I’ve heard and read horror stories about the sinister slideshow spawn seen as a result of fancy presentation making software as a result of the temptation or perhaps desire to cripple content contained within a presentation. How easy it is to mask the fact that the emperor has no clothes when all the razzle-dazzle one needs to misdirect and mislead an audience is available at the click of a button! We hear about these things happening in the business world and the military. If the PMO started using PowerPoints (or Keynotes or their brethren) to address the nation, you can bet it’d be happening there, too ((For now, politicians do not need it since they often possess the gift of the gab — oratory PowerPoint.)). But is it happening in academia, a community that takes pride in its supposed openness and ability to challenge what it thinks it knows? Are academics guilty of content concealment by PowerPoint?
I cannot comment on the entirety of academia nor the relatively tiny sliver that is the computer science community. I can’t even make general claims about my research niche, though I can speak to the subset of presentations — mostly talks about papers and about which the following comments will apply — that I’ve seen.

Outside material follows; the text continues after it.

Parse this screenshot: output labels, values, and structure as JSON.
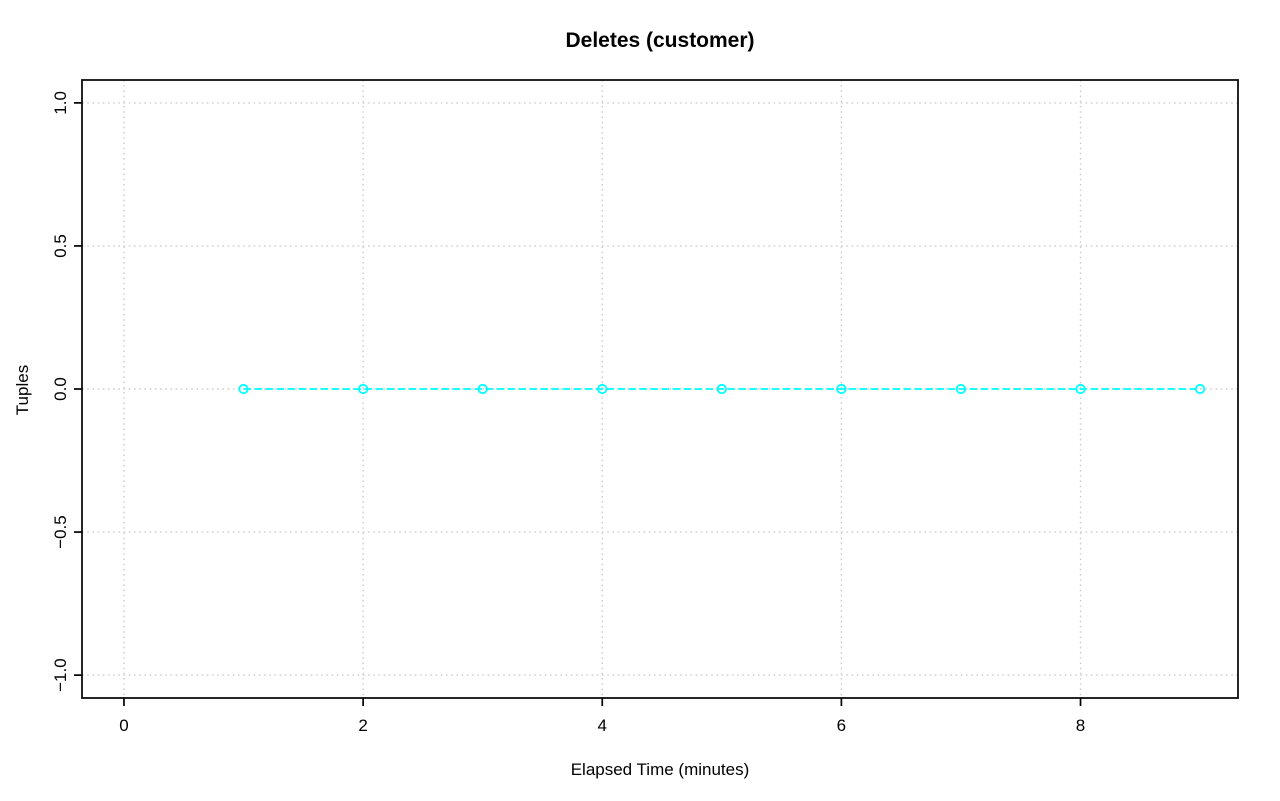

I have heard different ideas as to what the goal of a paper presentation is. The first is that these presentations at conferences are intended to summarize research findings; the second is to entice the audience to read the paper.
In both cases, unless one is presenting a paper whose length is unrestricted, what is presented is usually a summary of a summary: the presenter has chosen what he or she believes to be the important parts of the paper. The inconvenient parts are conveniently omitted due to length/time restrictions, both in papers and their presentations. I have attended perhaps two talks that dealt with threats to either internal or external validity. That is akin to making a business case without presenting any of the costs and risks of failure.
It seems, then, that while the academics in the circles I run in have more content than their counterparts in other sectors, we, too, are guilty of concealing content with (electronic) charisma. Who are we kidding with these presentations? We know that it usually takes less time to simply read the paper than to attend a talk! If the purpose of talks was to ingest information and ask questions, it would be more efficient to read the paper and then show up for a discussion with the author. Participants would have more informed questions and not be continually redirected to read the original paper. I’m not saying that academic presentations have no purpose — I believe they do — but perhaps we shouldn’t deceive ourselves that presentations in their current format are about the open dissemination of knowledge.